Survival Of The Fittest
Although it may be hard to imagine the difference between a healthier and a sicker insect, variations do exist. Due to age, damage from predators, or numerous other reasons, a bug might finger itself weakened. This weakness may allow it to pass away easier than younger and healthier bugs. The safest insects are the ones still in their eggs. With many pesticides, there has to be a wait-period after the first treatment to give the eggs time to emerge and hatch. Their eggs attempt to protect many insect species against the most effective bed bug treatment until the moment that they’re out of the shell. The moment these bugs are out of their body, though, they’re at just as much risk as the rest of their species.

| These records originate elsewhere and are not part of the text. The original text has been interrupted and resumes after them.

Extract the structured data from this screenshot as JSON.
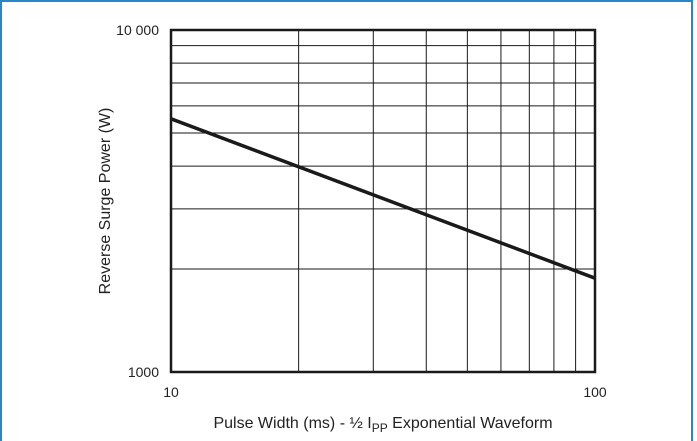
{
  "chart_data": {
    "type": "line",
    "x_scale": "log",
    "y_scale": "log",
    "xlim": [
      10,
      100
    ],
    "ylim": [
      1000,
      10000
    ],
    "x_ticks": [
      {
        "value": 10,
        "label": "10"
      },
      {
        "value": 100,
        "label": "100"
      }
    ],
    "y_ticks": [
      {
        "value": 10000,
        "label": "10 000"
      },
      {
        "value": 1000,
        "label": "1000"
      }
    ],
    "grid": true,
    "xlabel": {
      "prefix": "Pulse Width (ms) - ½ I",
      "subscript": "PP",
      "suffix": " Exponential Waveform"
    },
    "ylabel": "Reverse Surge Power (W)",
    "series": [
      {
        "x": [
          10,
          100
        ],
        "y": [
          5500,
          1880
        ],
        "color": "#1a1a1a"
      }
    ]
  }
}
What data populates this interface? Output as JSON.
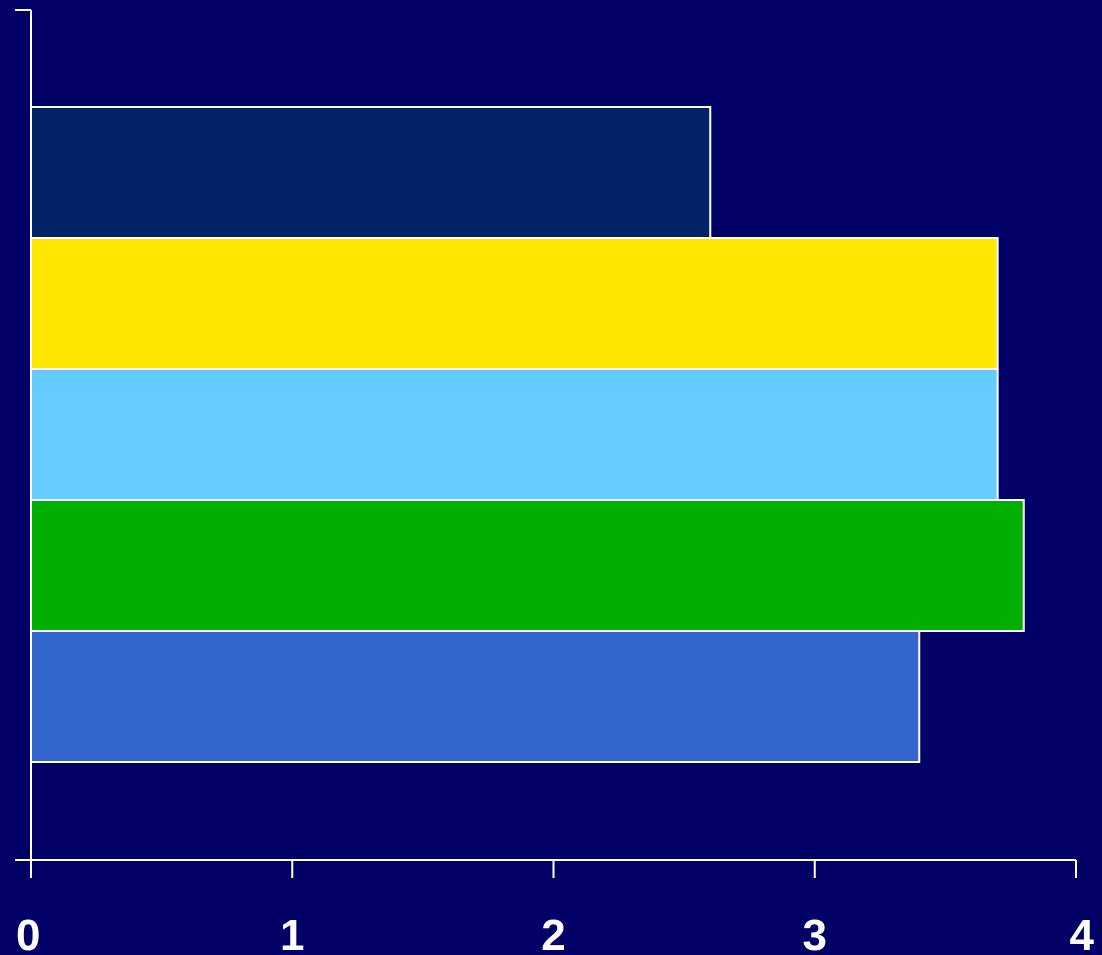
{
  "chart_data": {
    "type": "bar",
    "orientation": "horizontal",
    "stacked": false,
    "title": "",
    "xlabel": "",
    "ylabel": "",
    "xlim": [
      0,
      4
    ],
    "x_ticks": [
      "0",
      "1",
      "2",
      "3",
      "4"
    ],
    "grid": false,
    "legend": "none",
    "background_color": "#000066",
    "axis_color": "#ffffff",
    "bar_outline_color": "#ffffff",
    "bars": [
      {
        "value": 2.6,
        "color": "#002266"
      },
      {
        "value": 3.7,
        "color": "#ffe600"
      },
      {
        "value": 3.7,
        "color": "#66ccff"
      },
      {
        "value": 3.8,
        "color": "#00b000"
      },
      {
        "value": 3.4,
        "color": "#3366cc"
      }
    ]
  }
}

As a combination of the two reasons above, the evolution of a species plays a massive part in insects becoming resistant to chemicals. The insects that survive chemicals, or aren’t as affected by them, will breed, creating more chemical resistant insects. This breeding cycle can happen quickly since even a colony of four hundred ants can quickly become over a million strong in less than a year when left to their own devices. Of course, old pesticides will still affect a small number of these- but nothing like when the chemical was first used.
Insects are surprisingly adaptive and malleable despite how simple they seem. Due to genetic mutation or not being hatched yet, insects can avoid the chemicals we use to rid our homes of them. Thus, we have to be adaptive and inventive while also ensuring that nothing we use will hurt our loved ones in the process or us.